Yes, indeed, you do what you have to do. There's lots of ways of saying it.
My father was fond of the way my uncle put it: if you have to, you do a "bean job": a job that puts a bean on the table. The idea being that it's like Jack and the Beanstalk: it might not be much now, but it can grow into something that supports you. ( incidentally, I think that the tale of Jack and the Beanstalk is an ideal allegorical story for the way the economy is, now. We talk about the 'audacity of hope'. Well, hope is well and good, but the allegory isn't really that investing in frivolous whims will pay off. It's more along the lines that Jack sees something his mother doesn't. Trying to sell milk wasn't cutting it. Milk is a luxury item when times are really tough. Beans are a staple, so they're a better investment; they're more stable. By investing in beans, our man Jack was able to slay even a giant, and reap the rewards of luxury and comfort (the magic harp, etc.) so for today's economy: rather than trying to milk the cow one more time, and bail out out-dated banks and autos, we should be buying "magic beans" of new, greener technologies, and more efficient financial practices)

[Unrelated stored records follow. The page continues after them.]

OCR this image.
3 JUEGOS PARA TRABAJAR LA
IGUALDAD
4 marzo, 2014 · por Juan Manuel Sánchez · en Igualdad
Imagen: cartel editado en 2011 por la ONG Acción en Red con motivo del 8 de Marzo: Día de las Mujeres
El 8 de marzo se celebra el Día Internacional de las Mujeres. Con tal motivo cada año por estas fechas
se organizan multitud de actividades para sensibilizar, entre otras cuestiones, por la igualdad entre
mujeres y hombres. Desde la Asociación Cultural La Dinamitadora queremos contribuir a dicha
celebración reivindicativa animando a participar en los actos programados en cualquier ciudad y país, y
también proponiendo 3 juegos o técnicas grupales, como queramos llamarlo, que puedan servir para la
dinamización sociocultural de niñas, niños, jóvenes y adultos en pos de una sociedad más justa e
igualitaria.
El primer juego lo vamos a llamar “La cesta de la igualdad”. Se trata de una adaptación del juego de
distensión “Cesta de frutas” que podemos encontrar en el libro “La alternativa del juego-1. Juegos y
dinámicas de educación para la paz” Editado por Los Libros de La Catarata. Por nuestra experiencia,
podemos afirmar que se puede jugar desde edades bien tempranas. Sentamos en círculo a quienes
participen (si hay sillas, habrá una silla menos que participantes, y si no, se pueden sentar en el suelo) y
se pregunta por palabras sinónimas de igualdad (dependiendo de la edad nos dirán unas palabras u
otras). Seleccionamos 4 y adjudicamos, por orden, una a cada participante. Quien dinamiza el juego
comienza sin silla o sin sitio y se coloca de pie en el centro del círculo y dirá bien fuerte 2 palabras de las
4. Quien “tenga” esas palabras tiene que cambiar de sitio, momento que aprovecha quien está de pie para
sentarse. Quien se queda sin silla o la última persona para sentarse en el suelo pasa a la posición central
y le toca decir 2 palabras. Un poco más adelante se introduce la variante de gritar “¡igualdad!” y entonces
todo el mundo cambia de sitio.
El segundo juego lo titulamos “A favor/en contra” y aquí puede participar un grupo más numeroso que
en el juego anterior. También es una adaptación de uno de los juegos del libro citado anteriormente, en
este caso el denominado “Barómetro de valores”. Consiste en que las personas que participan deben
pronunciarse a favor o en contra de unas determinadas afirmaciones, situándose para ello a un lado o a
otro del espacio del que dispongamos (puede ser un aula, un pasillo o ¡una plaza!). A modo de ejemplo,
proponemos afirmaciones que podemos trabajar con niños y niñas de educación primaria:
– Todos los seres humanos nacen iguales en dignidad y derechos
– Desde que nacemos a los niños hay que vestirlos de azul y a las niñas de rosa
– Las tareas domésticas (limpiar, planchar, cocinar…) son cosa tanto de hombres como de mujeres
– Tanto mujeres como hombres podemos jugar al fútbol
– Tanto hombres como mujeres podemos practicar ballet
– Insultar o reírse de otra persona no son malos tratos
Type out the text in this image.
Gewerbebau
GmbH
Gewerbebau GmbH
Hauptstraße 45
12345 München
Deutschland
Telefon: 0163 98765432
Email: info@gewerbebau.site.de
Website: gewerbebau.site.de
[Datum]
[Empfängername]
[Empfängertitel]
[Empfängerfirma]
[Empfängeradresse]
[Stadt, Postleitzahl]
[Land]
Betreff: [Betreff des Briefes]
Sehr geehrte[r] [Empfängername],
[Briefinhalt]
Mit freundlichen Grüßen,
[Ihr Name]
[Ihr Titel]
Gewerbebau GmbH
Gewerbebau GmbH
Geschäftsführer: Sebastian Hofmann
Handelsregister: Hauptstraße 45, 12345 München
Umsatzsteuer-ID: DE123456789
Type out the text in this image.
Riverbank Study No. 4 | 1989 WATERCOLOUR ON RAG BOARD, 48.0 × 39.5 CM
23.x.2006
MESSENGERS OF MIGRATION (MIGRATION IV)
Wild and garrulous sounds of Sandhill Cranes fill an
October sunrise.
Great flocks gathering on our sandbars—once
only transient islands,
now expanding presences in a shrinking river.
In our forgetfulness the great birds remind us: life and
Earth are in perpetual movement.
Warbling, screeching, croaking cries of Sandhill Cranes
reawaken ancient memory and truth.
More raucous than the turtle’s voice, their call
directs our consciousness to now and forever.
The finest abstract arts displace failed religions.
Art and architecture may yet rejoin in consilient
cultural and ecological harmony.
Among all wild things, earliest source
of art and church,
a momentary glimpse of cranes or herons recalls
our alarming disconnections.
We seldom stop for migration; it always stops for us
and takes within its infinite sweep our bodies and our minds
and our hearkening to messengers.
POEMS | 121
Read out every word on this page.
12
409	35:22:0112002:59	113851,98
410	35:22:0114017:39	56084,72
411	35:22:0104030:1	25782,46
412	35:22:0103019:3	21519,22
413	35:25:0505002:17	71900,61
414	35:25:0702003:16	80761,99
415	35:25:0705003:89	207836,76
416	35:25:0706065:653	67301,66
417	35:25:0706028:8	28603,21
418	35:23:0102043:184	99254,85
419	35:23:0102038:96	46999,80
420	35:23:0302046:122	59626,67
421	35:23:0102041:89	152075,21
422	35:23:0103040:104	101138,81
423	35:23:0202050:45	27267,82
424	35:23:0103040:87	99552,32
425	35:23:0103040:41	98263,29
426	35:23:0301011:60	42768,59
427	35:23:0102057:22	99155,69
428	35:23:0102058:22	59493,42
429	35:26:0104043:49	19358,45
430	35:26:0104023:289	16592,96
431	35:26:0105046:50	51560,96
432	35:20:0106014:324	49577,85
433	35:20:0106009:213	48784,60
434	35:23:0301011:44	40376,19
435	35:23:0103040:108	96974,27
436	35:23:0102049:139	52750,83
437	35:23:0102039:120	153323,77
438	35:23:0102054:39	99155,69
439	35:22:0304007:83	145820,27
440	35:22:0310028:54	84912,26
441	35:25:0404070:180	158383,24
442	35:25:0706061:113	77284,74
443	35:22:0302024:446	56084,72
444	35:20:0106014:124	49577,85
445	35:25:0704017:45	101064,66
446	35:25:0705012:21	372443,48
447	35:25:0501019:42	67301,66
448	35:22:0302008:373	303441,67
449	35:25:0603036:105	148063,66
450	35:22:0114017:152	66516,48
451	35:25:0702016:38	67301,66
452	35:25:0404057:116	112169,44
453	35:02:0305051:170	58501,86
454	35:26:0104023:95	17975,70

My favorite way of looking at it is closer to what Edward James Olmos told me: "You do what you have to do so that you can do what you want to do" The context was he was talking about what prompted him to pick up a broom after the 1965 Watts Riots (as he later did with the 1992 riots) . The point was: if you want to reap the rewards, if you want to see things change, you have to put yourself out there, first. Wash dishes and agitate for a Union. Complete a GED while campaigning for a different school system, and so on. Some might question the wisdom of that (Me, included, from time to time) but, ultimately it's about the fundamentals: we all know that the system is unfair, and dehumanizing. We all want things to be better, but all that doesn't mean anything if we're starving along the way. So, we get by, in the meantime. We take the food stamps, we work the crap job, we defer those dreams of writing the great american novel. That doesn't mean that we give up. Any chance we get, we'll take. We'll tell Joe Biden when he stops by that we could use more funding for learning disabilities. We'll tell our neighbors that Obama isn't proposing any taxes that we can't afford, we'll mention to our city council that some form of public transport would help more people work, and so on and so on. It has ever been thus.